Priceless treasures from the archaeological archives of ancient Assyria will go on display at the museum in November for the first major exhibition on the kingdom’s last great ruler, King Ashurbanipal. 

Described as the most powerful person on earth during his reign in the 7th-century BC, Ashurbanipal ruled with an iron fist from his seat in Nineveh, now northern Iraq. 

He presided over a vast territory that stretched from the shores of the eastern Mediterranean to the summits of western Iraq and was known, according to the exhibition, as a “Warrior. Scholar. Empire-builder. King-slayer. Lion-hunter. Librarian.”

A map showing the extent of the Assyrian Empire (in pink). (Courtesy Paul Goodhead)

His feats on the battlefield, which included conquering Egypt and crushing the state of Elam, established his military might but the Assyrian king also cultivated an intellectual prestige, amassing the largest library in existence to showcase his scholarship.

For Ashurbanipal, the ruthless ruler, harnessing the power of learning to build his status as “King of the World, King of Assyria,” was equally important in cowing his enemies.

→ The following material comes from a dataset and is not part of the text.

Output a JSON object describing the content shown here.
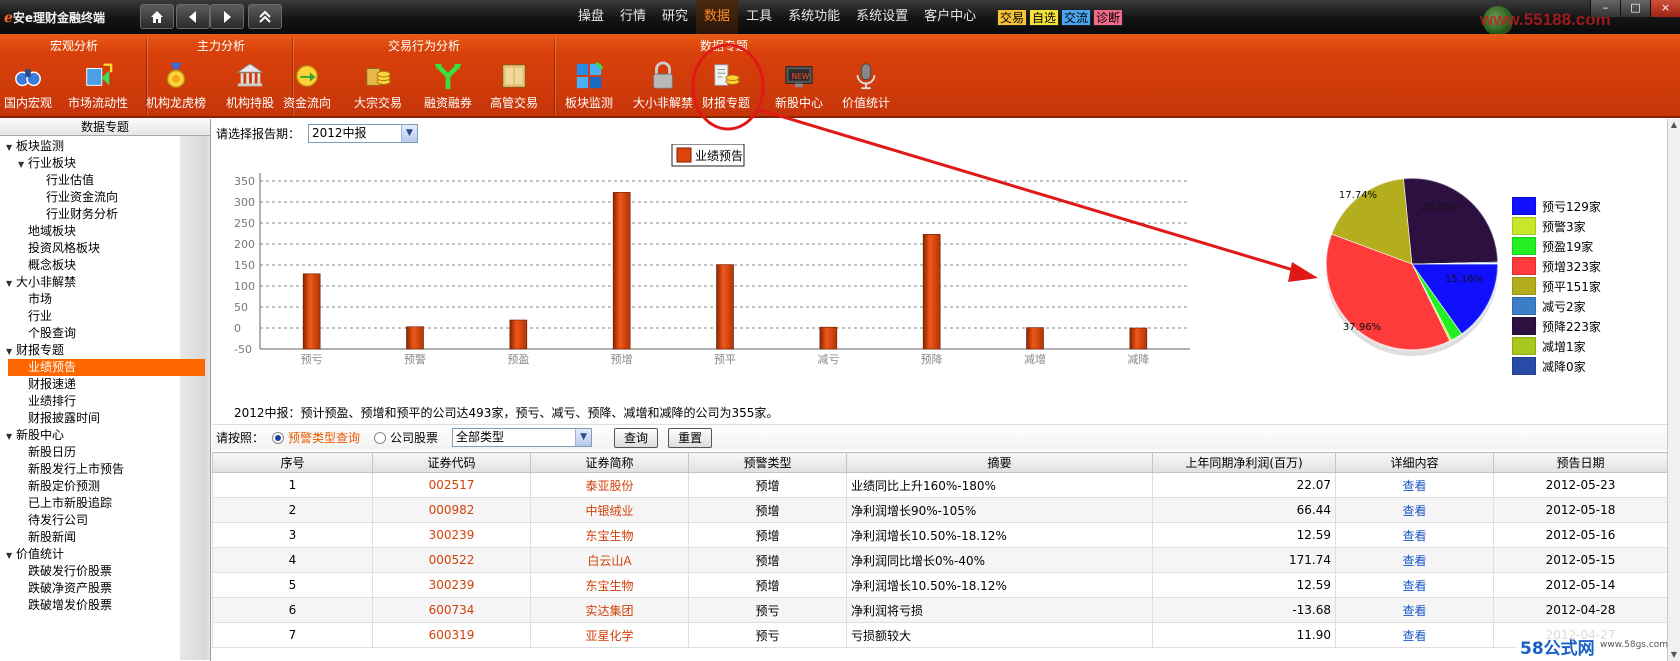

Among the notable pieces in his extraordinary collection, which predated the famous Library of Alexandria, was the Epic of Gilgamesh, a poem from ancient Mesopotamia considered the earliest surviving work of great literature.

About 30,000 of these texts are in the hands of the British Museum, where they tell the story of life at Ashurbanipal’s famously extravagant court in ancient cuneiform script, hammered out on clay tablets. 

These are among the 200 rarely-seen objects due to be displayed at the museum, which has brought together pieces from across the world, from the History Museum of Armenia, Yerevan to the Musée du Louvre in Paris to supplement its existing collection of artefacts from the glory days of ancient Assyria. 

Huge stone statues, delicately-carved reliefs, rare wall paintings and elaborate armory give a sense of the opulence of Ashurbanipal’s palace, which stood as a symbol of the vast wealth and influence he wielded, flanked by expansive gardens where an elaborate canal network reached 50 kilometers into the mountains.

Recent speculation has suggested that the Hanging Gardens of Babylon — one of the Seven Wonders of the Ancient World — were in fact those at Nineveh.

Some of the the artefacts have been brought up from a decommissioned basement gallery at the British Museum, where few have had the opportunity to lay eyes on them for 20 years. 

Brought together for the first time, they capture the scale and splendor of the era before Ashurbanipal’s empire fell to the Babylonians and recalls an era when the influence of Assyrian monarchs reached across the world. 

Hartwig Fischer, director of the British Museum, said: “This exhibition will bring visitors face to face with a king whose reign shaped the history of the ancient world.” 

Many of the items on display originate from archaeological sites in Iraq, including Nineveh and Nimrud, cities recently ravaged by Daesh when the group stormed the ancient sites armed with sledgehammers and drills. 

Gareth Brereton, exhibition curator, said: “As present-day Iraq looks to recover the history of damaged sites at Nineveh and Nimrud, this exhibition allows us to appreciate and relive the great achievements of an ancient world and celebrate its legacy.”